A nivel físico, el primer parto suele ser el más exigente si bien es cuando el cuerpo se enfrenta a todo por primera vez. El suelo pélvico está más firme, hay más resistencia y cuesta más, en general. Es lo que muchas describen como el momento en el que «todo se abre». Pero una vez ya se ha dado a luz, la cosa cambia si bien el cuerpo ha pasado por ese proceso, sabe a qué se enfrenta. Y lo cierto es que se nota si tenemos en cuenta que muchas mujeres experimentan que la dilatación es más rápida en el segundo parto y notan como el paso del bebé es más fluido. No siempre pero es lo habitual.

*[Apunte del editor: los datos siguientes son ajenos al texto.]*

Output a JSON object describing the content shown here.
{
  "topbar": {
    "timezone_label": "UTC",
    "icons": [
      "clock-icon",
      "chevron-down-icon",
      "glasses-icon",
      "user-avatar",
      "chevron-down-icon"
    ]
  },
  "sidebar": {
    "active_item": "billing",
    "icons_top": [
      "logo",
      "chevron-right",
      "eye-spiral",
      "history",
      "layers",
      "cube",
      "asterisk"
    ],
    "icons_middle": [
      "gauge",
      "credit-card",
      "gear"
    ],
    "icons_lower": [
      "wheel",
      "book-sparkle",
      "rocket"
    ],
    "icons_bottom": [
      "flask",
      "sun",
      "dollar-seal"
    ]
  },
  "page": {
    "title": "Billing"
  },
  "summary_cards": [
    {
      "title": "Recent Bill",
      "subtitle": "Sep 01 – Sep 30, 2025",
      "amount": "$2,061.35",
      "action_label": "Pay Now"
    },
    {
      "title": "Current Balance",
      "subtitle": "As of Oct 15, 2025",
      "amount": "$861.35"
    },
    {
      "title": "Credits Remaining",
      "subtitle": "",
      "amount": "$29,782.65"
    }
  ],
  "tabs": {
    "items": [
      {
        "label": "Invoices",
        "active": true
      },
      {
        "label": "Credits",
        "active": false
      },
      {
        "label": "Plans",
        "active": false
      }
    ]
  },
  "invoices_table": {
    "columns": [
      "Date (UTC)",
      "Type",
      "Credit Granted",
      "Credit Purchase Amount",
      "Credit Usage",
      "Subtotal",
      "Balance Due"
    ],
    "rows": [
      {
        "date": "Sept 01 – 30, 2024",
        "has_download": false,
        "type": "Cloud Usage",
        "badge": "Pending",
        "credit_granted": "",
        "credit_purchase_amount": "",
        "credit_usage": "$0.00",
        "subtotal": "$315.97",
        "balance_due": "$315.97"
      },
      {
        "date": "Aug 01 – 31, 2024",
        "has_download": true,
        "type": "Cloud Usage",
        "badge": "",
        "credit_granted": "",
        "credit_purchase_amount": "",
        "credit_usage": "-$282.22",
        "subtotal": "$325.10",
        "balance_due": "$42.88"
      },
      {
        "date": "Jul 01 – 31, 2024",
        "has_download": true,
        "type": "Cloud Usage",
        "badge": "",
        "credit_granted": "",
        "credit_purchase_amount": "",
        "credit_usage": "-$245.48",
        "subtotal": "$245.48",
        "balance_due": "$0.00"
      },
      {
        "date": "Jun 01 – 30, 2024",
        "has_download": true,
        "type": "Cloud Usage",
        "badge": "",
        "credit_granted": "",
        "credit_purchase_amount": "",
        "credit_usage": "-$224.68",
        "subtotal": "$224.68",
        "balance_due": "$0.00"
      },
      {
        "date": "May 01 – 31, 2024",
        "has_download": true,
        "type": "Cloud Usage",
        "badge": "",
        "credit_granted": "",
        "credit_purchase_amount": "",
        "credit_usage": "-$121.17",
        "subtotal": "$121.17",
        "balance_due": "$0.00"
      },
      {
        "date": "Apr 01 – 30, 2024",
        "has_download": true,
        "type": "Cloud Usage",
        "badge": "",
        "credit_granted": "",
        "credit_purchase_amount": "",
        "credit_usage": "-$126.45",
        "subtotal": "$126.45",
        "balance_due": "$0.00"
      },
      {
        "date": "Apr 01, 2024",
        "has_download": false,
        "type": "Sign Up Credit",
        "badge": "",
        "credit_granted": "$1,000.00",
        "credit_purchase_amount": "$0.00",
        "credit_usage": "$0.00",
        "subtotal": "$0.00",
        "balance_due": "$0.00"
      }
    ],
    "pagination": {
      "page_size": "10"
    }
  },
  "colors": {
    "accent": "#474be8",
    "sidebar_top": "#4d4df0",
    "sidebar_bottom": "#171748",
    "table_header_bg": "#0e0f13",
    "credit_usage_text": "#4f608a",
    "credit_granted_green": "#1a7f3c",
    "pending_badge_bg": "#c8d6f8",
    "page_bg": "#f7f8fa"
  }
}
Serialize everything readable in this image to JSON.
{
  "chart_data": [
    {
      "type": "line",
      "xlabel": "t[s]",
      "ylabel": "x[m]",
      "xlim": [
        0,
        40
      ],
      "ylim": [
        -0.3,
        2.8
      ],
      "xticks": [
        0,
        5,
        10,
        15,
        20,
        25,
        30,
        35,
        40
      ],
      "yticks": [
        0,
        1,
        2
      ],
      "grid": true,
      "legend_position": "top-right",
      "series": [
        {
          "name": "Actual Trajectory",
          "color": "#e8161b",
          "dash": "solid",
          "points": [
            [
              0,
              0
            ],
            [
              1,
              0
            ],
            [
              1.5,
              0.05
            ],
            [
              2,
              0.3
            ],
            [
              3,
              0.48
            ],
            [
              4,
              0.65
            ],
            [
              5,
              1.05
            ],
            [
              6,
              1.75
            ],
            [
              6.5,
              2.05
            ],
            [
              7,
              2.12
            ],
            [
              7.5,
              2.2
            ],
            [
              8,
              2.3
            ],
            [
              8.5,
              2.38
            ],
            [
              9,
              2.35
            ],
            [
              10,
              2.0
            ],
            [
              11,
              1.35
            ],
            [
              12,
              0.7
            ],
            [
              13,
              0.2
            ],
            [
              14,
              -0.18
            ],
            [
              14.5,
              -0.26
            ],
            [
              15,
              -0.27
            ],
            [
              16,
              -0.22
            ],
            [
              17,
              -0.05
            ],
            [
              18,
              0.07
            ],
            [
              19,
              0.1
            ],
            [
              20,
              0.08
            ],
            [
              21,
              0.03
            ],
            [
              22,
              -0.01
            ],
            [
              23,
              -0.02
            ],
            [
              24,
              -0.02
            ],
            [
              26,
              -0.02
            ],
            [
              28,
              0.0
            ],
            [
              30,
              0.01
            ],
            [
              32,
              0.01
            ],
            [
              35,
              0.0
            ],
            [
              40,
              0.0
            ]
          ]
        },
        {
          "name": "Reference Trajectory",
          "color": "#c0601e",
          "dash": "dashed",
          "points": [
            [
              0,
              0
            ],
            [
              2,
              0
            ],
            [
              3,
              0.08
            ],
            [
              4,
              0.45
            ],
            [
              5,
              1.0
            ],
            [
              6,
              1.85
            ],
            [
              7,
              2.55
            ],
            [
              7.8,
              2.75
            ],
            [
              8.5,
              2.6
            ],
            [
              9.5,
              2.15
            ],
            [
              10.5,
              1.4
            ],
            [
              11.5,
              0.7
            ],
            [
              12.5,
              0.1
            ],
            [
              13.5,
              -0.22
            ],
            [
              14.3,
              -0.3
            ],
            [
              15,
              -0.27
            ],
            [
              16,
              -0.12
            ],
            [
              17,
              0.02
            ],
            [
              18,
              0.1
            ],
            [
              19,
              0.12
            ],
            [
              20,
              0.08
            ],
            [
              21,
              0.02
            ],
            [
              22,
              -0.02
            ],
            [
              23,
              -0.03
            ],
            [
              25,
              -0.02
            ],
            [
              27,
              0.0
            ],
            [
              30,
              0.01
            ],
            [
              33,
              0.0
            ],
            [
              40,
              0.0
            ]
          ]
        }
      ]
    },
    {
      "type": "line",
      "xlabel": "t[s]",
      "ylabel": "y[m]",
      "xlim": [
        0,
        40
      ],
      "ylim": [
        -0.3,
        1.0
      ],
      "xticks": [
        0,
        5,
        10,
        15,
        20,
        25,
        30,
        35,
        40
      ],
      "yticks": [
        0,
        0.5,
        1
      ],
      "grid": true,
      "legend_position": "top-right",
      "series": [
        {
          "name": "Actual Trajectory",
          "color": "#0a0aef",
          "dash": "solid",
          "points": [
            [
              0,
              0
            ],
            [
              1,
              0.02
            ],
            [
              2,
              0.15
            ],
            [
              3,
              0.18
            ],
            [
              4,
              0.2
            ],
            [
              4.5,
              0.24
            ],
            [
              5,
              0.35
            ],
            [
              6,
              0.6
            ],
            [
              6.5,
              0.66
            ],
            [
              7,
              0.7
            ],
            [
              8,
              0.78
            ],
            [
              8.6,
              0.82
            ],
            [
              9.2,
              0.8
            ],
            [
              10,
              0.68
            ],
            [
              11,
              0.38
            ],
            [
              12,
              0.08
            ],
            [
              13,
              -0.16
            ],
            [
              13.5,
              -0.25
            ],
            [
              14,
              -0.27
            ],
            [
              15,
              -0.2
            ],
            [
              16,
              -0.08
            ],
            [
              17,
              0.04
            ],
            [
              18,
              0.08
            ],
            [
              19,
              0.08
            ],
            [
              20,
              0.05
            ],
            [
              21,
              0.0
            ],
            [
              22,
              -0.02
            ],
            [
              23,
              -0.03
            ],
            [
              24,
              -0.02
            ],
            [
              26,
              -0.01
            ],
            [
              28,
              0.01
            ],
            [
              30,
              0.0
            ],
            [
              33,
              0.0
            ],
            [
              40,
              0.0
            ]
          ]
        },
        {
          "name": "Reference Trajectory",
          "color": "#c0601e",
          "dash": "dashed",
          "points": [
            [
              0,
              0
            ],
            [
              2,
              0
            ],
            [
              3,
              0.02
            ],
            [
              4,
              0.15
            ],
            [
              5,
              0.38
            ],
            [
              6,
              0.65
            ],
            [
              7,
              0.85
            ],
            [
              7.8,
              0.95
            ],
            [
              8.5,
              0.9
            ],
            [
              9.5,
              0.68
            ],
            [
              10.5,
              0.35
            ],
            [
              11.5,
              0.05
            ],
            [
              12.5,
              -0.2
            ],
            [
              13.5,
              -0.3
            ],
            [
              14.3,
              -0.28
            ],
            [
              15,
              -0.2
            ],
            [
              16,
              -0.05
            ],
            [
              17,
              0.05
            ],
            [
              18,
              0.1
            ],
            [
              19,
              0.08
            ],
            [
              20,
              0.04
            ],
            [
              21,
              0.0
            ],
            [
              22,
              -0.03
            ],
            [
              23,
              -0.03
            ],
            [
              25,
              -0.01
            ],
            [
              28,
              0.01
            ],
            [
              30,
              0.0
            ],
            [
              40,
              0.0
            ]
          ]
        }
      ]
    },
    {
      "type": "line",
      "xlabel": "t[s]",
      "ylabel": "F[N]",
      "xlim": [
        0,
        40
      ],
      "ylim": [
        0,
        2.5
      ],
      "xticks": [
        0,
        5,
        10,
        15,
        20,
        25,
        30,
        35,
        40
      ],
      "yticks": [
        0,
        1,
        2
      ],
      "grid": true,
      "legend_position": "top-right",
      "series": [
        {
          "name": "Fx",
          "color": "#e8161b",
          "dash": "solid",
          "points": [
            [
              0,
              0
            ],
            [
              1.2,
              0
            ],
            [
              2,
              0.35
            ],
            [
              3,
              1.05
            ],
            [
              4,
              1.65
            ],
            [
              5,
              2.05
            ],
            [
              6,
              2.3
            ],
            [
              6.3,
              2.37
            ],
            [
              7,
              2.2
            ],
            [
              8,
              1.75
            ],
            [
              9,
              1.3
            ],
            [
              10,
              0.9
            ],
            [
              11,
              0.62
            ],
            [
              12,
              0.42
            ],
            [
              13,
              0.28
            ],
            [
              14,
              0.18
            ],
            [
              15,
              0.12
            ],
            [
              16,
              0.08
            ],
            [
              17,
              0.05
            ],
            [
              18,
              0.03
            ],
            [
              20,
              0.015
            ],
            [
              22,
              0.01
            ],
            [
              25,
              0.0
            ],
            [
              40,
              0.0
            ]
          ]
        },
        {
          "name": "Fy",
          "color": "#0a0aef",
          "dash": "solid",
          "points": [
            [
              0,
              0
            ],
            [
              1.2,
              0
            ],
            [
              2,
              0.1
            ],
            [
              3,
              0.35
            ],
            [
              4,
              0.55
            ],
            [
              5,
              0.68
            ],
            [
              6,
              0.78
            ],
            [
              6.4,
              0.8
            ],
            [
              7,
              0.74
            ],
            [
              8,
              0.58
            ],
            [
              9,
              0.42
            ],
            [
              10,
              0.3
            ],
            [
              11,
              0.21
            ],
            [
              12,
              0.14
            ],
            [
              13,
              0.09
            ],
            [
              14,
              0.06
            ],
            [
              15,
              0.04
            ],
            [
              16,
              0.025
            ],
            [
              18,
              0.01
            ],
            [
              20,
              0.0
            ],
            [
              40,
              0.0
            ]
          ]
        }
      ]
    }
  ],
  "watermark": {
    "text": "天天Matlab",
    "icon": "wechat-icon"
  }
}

Y luego está la experiencia. Saber lo que viene también ayuda. No elimina el dolor, claro, pero sí cambia cómo se vive ya que no es lo mismo ir a ciegas que reconocer lo que está pasando.
Entonces, ¿de dónde sale esa sensación de que el tercer es el peor?
La mayoría de madres que han tenido dos hijos, coinciden en que el segundo parto es de alguna manera «más sencillo», pero ¿porque además se tiene la creencia de que el tercero es peor? Y por lo visto tiene que ver con la experiencia vital ya que al llegar a este punto el embarazo y el parto no se viven igual que la primera vez. Suele llegar con más carga. Más cansancio. Más cosas en la cabeza. Ya no estás solo pendiente de ti, hay otros hijos, rutinas, preocupaciones… y eso pesa. Aunque no siempre se diga.
Todo eso influye y al final, hace que el parto se perciba de otra manera que se note más largo, más intenso aunque médicamente no lo sea. No es que el cuerpo esté peor preparado. Es que la cabeza va más llena. De hecho, estudios como el publicado en BMC Pregnancy and Childbirth en 2016 apuntan justo a eso: el miedo y la ansiedad pueden aumentar la percepción del dolor e incluso alargar algunas fases del parto. No es una cuestión menor.
Lo emocional también cuenta en el parto
Cada vez se insiste más en algo que antes se dejaba en segundo plano y que tiene que ver con la parte emocional. El parto no es sólo físico ya que de hecho nunca lo ha sido. Muchas mujeres llegan con una mezcla de expectativas, miedos y cansancio acumulado que acaba saliendo de alguna manera. Y eso puede intensificar la experiencia si no se ha trabajado antes.
De ahí que se recomiende preparar también esa parte. Con respiración, relajación, hipnoparto, o simplemente hablarlo y entender lo que está pasando. No hay una única fórmula, pero sí una idea clara: llegar más tranquila cambia mucho las cosas. Al final, la conclusión es bastante sencilla, aunque no siempre se diga así. No hay ninguna «maldición del tercer hijo» sino que lo que hay son experiencias distintas, momentos distintos y cuerpos que responden de formas diferentes.